The other interesting strand is what will Cory’s people do. Can they find him across the vastness of space and if they do what will they do? Take him away; save us or bring us into a new age of wonder?smartly all the human plot points around Cory - the industrialists who want his technology; the people who are violent and hateful towards aliens and are constantly seeing conspiracies all feed into an interesting question. Are humans worth saving? Cox prods the reader to look at ourselves with non human eyes. Already climate damage was being seen, war and cruelty was on the rise and this planet isn’t a safe world. Are we really worth putting other race’s lives in danger for and what can we do to persuade them. We cannot say fifty years later we have learnt too much so for me this was a thoughtful and hard question to answer! Cory though does have some thoughts to share.

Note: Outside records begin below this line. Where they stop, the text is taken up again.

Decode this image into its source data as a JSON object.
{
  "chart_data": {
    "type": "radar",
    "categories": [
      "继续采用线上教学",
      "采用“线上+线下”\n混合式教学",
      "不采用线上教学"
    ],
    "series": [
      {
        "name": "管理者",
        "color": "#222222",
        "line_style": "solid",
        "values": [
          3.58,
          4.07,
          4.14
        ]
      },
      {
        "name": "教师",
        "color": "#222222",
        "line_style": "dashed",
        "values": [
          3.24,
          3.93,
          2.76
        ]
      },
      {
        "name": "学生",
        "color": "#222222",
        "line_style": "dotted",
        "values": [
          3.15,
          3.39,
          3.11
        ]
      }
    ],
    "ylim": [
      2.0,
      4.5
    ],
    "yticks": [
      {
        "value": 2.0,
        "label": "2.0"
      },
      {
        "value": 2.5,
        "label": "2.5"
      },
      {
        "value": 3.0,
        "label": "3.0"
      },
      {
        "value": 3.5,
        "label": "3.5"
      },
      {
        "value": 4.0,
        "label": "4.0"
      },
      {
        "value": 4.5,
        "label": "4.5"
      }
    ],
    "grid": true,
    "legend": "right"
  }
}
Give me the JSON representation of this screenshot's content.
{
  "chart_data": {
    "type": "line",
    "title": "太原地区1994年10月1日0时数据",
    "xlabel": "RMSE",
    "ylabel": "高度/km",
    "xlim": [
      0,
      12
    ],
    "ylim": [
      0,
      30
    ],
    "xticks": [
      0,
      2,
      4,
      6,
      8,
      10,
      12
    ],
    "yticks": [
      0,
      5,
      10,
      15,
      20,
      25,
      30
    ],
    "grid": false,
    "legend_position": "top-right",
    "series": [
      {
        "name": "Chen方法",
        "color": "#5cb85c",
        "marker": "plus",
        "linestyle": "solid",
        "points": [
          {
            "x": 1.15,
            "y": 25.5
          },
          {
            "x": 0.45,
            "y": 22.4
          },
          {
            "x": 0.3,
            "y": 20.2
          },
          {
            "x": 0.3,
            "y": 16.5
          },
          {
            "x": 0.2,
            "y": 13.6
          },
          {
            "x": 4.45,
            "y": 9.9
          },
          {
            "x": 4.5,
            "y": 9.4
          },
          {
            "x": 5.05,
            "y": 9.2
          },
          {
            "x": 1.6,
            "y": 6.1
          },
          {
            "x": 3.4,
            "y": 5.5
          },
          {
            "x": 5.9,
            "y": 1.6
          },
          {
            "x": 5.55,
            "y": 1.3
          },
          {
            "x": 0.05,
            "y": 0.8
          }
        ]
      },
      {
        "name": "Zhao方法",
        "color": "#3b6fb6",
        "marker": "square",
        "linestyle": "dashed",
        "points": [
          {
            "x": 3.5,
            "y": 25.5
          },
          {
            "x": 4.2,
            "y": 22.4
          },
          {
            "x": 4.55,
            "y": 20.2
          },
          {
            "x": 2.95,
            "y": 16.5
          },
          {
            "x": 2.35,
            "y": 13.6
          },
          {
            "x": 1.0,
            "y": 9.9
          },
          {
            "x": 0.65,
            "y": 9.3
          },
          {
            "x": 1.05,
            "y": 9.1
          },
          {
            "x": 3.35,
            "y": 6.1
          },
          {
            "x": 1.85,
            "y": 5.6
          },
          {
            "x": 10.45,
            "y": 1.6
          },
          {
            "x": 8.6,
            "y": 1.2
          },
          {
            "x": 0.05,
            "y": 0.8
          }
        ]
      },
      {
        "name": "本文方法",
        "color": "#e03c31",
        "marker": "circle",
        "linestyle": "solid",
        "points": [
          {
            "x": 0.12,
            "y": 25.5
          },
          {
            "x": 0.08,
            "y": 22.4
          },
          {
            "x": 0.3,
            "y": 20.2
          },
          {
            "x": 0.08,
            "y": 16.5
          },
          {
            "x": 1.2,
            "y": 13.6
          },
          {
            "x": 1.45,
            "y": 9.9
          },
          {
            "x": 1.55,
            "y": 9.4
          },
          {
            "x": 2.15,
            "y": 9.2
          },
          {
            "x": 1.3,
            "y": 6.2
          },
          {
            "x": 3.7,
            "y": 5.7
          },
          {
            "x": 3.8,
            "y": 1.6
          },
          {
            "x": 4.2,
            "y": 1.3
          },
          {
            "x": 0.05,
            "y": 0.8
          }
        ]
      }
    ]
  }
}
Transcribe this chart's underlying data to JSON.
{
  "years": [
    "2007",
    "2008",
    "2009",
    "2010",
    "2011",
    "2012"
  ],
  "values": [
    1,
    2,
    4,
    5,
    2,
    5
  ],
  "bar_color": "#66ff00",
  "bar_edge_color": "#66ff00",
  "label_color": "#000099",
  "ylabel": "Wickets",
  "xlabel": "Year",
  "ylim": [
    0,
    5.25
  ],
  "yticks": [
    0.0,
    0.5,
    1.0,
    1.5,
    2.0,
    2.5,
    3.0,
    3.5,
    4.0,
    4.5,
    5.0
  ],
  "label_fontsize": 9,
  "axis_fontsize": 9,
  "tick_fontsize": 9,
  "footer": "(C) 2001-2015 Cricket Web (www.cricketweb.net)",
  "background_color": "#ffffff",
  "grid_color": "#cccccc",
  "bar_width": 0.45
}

Our Child of Two Worlds is a rather beautiful piece of science fiction building on the earlier novel and still surprising me showing how the characters and world it lives in have evolved and importantly why I care about what happens to them. All of which is down to Cox’s writing style - warm, lyrical and not afraid to explore humanity’s many complex and opposing points of view. This is the kind of book that makes you think about what being human is and could be. Definitely an author I will be looking out for more stories from and I strongly recommend you get this pair of wonderful science fiction stories now - in times like these hope for the future (even when it is in our past) is so important.